Le hasard réunit parfois des coïncidences bizarres. Il se trouva récemment que, dans une soirée, j’avais assisté à une séance de vision de l’invisible par l’application des rayons X à l’examen de mon propre squelette et ensuite consacré deux bonnes heures à photographier au télescope un astre invisible pour nos yeux, perdu dans les profondeurs étoilées. J’étais sous l’impression de ce fait que les progrès de la science, – les seuls vraiment, qui existent dans l’humanité, car au fond notre race est encore aussi sauvage et aussi barbare qu’aux temps de Darius et de Xerxès, – je songeais, dis-je, que les progrès de la science ont considérablement agrandi la sphère de nos conceptions et nous font vivre intellectuellement dans un univers merveilleux, lorsque, quelques minutes avant minuit, je m’endormis dans mon fauteuil au moment où je commençais à lire un article de la Revue des Deux Mondes intitulé, je crois : « La Faillite de la science. »
Il me sembla alors que, de l’intérieur de mon corps aux yeux fermés, je voyais très clairement ce qui se passait autour de moi. Un être dont la stature me rappela celle du Jupiter dont les pèlerins baisent le pied à Saint-Pierre-de-Rome en croyant honorer le prince des apôtres, était assis devant moi et m’adressait quelques questions.
« J’habite la planète Mars, me disait-il, et je suis très ignorant des choses de la Terre. Cette après-midi, en passant au-dessus de l’Atlantique, j’ai aperçu de magnifiques navires, chefs-d’œuvre de l’industrie, occupés par des hommes qui m’ont paru très beaux. Savez-vous à quelles œuvres ces bâtiments flottants sont destinés ? Sans doute ils vont à la recherche de découvertes nouvelles sur les océans et les terres lointaines ?
– Non, fis-je, leur but est de se détruire mutuellement, de se couler à fond et de noyer ou tuer tous les hommes qui les conduisent.
– Ah ! répliqua-t-il, ce que vous dites-là est digne d’attention. Ces hommes sont costumés avec élégance et portent au côté un objet à brillante poignée…

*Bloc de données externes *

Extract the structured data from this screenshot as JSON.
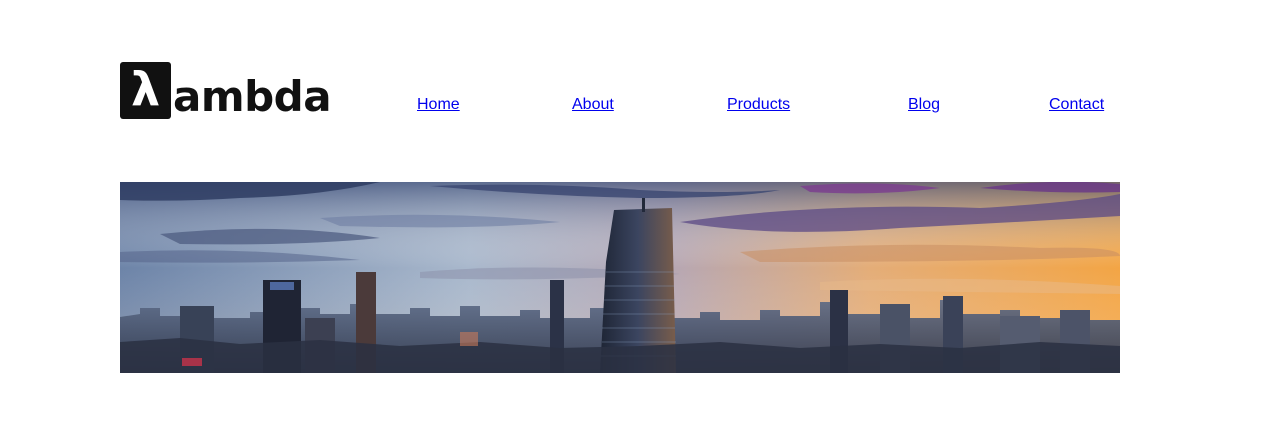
{
  "brand": {
    "logo_symbol": "λ",
    "logo_text": "ambda"
  },
  "nav": {
    "items": [
      {
        "label": "Home"
      },
      {
        "label": "About"
      },
      {
        "label": "Products"
      },
      {
        "label": "Blog"
      },
      {
        "label": "Contact"
      }
    ]
  },
  "hero": {
    "image": "city-skyline-sunset-photo"
  }
}
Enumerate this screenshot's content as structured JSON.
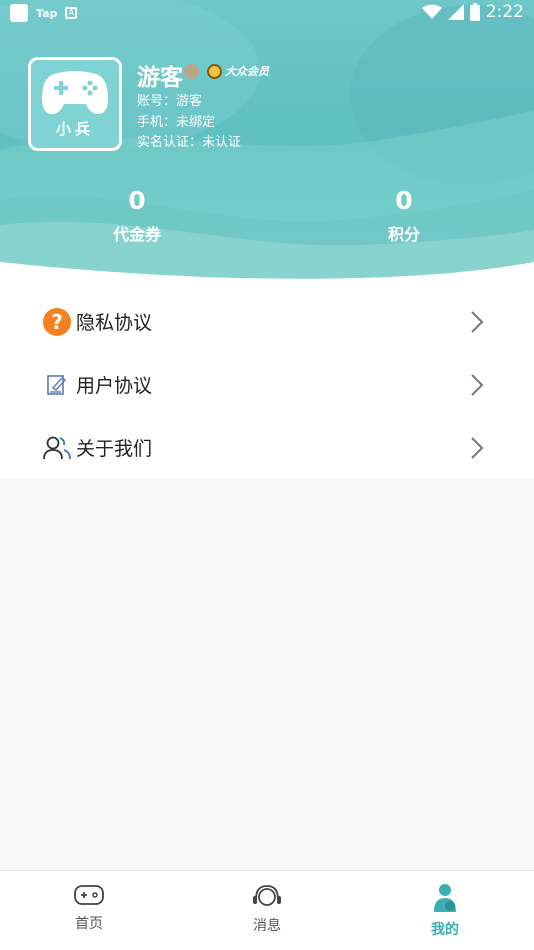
{
  "status_bar": {
    "app_label": "Tap",
    "time": "2:22"
  },
  "profile": {
    "avatar_label": "小兵",
    "name": "游客",
    "member_badge": "大众会员",
    "account": "账号：游客",
    "phone": "手机：未绑定",
    "verification": "实名认证：未认证"
  },
  "stats": [
    {
      "value": "0",
      "label": "代金券"
    },
    {
      "value": "0",
      "label": "积分"
    }
  ],
  "menu": [
    {
      "label": "隐私协议",
      "icon": "question-icon"
    },
    {
      "label": "用户协议",
      "icon": "edit-document-icon"
    },
    {
      "label": "关于我们",
      "icon": "users-icon"
    }
  ],
  "tabs": [
    {
      "label": "首页",
      "icon": "gamepad-icon",
      "active": false
    },
    {
      "label": "消息",
      "icon": "headset-icon",
      "active": false
    },
    {
      "label": "我的",
      "icon": "user-icon",
      "active": true
    }
  ],
  "colors": {
    "accent": "#3aaeb2",
    "header": "#6fc7c9",
    "question": "#f5821f"
  }
}
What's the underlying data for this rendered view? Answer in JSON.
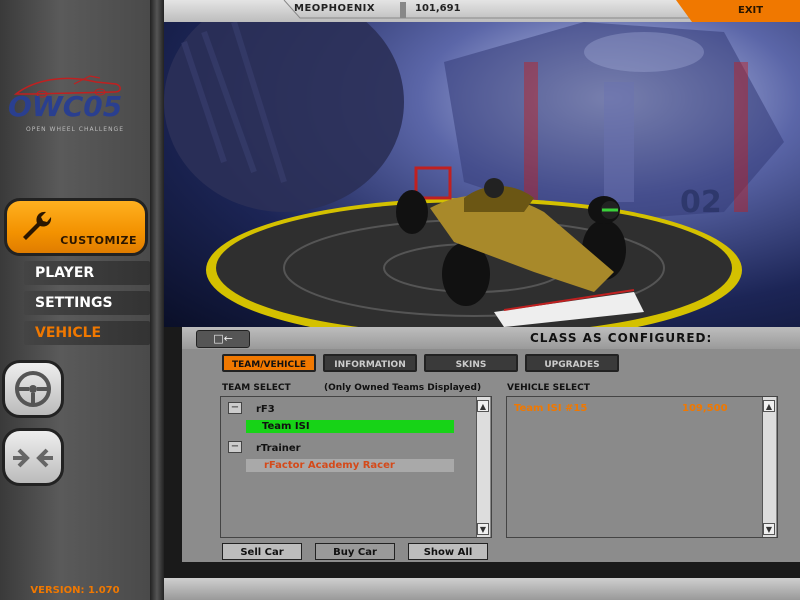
{
  "header": {
    "player_name": "MEOPHOENIX",
    "money": "101,691",
    "exit_label": "EXIT"
  },
  "logo": {
    "main": "OWC05",
    "subtitle": "OPEN WHEEL CHALLENGE"
  },
  "sidebar": {
    "customize_label": "CUSTOMIZE",
    "items": [
      {
        "label": "PLAYER",
        "color": "#ffffff"
      },
      {
        "label": "SETTINGS",
        "color": "#ffffff"
      },
      {
        "label": "VEHICLE",
        "color": "#f07800"
      }
    ],
    "version": "VERSION: 1.070"
  },
  "scene": {
    "car_number": "02"
  },
  "panel": {
    "back_icon": "back-arrow-icon",
    "title": "CLASS AS CONFIGURED:",
    "tabs": [
      {
        "label": "TEAM/VEHICLE",
        "active": true
      },
      {
        "label": "INFORMATION",
        "active": false
      },
      {
        "label": "SKINS",
        "active": false
      },
      {
        "label": "UPGRADES",
        "active": false
      }
    ],
    "team_select": {
      "label": "TEAM SELECT",
      "note": "(Only Owned Teams Displayed)",
      "groups": [
        {
          "name": "rF3",
          "items": [
            {
              "label": "Team ISI",
              "selected": true
            }
          ]
        },
        {
          "name": "rTrainer",
          "items": [
            {
              "label": "rFactor Academy Racer",
              "selected": false
            }
          ]
        }
      ]
    },
    "vehicle_select": {
      "label": "VEHICLE SELECT",
      "items": [
        {
          "name": "Team ISI #15",
          "price": "109,500"
        }
      ]
    },
    "buttons": {
      "sell": "Sell Car",
      "buy": "Buy Car",
      "show_all": "Show All"
    }
  },
  "colors": {
    "accent": "#f07800",
    "selected": "#17d317"
  }
}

– Une épée, un sabre. C’est pour s’éventrer les uns les autres.
– Et j’ai remarqué d’énormes tubes métalliques encastrés dans…
– Oui, des canons. Ils doivent lancer de formidables obus, destinés à mitrailler les hommes et à brûler les navires.
– Et pourquoi ces êtres s’en vont-ils ainsi armés les uns contre les autres ?
– Ils ne le savent pas au juste. Ils aiment se battre. C’est un exercice, et cela fait passer le temps. Le prétexte, c’est une petite île, une fleur ravissante qui appartenait à l’Espagne et que les États-Unis veulent sans doute prendre à leur tour pour agrandir leur domaine.
– Ah ! sur votre planète, on prend comme cela les choses ?
– Oui, tenez, il y a vingt-huit ans, l’Allemagne a pris à la France deux fort belles provinces.
– Sur votre planète, on se laisse prendre ainsi ?
– La loi du plus fort. Comment pourrait-on résister ?
– Mais si les insulaires dont vous parlez ne voulaient pas plus appartenir à l’Amérique qu’à l’Espagne ?
– On ne leur dit pas encore qu’on veut les prendre, au contraire. On assure aider à les affranchir de la tutelle de l’Espagne. Mais quelques-uns d’entre nous pensent que si le sort des armes donne gain de cause aux Américains, les Cubains appartiendront à l’Amérique. On n’a pas demandé aux habitants de Strasbourg, de Mulhouse, de Metz, de choisir. Ils ont été incorporés de force au territoire allemand.
– Et comment s’appelle votre race ?
– La race humaine.
– En quoi diffère-t-elle des autres espèces vivant sur la Terre ?
– En ce que l’homme est un animal raisonnable.
– Qui dit cela ?
– Lui.
– Je m’en doutais. Est-il triste ou gai, cet animal raisonnable ?
– Plutôt gai. Généralement, on se bat au son d’une très belle musique.
– Comment dites-vous ? On se bat. Il n’y a donc pas que les navires ?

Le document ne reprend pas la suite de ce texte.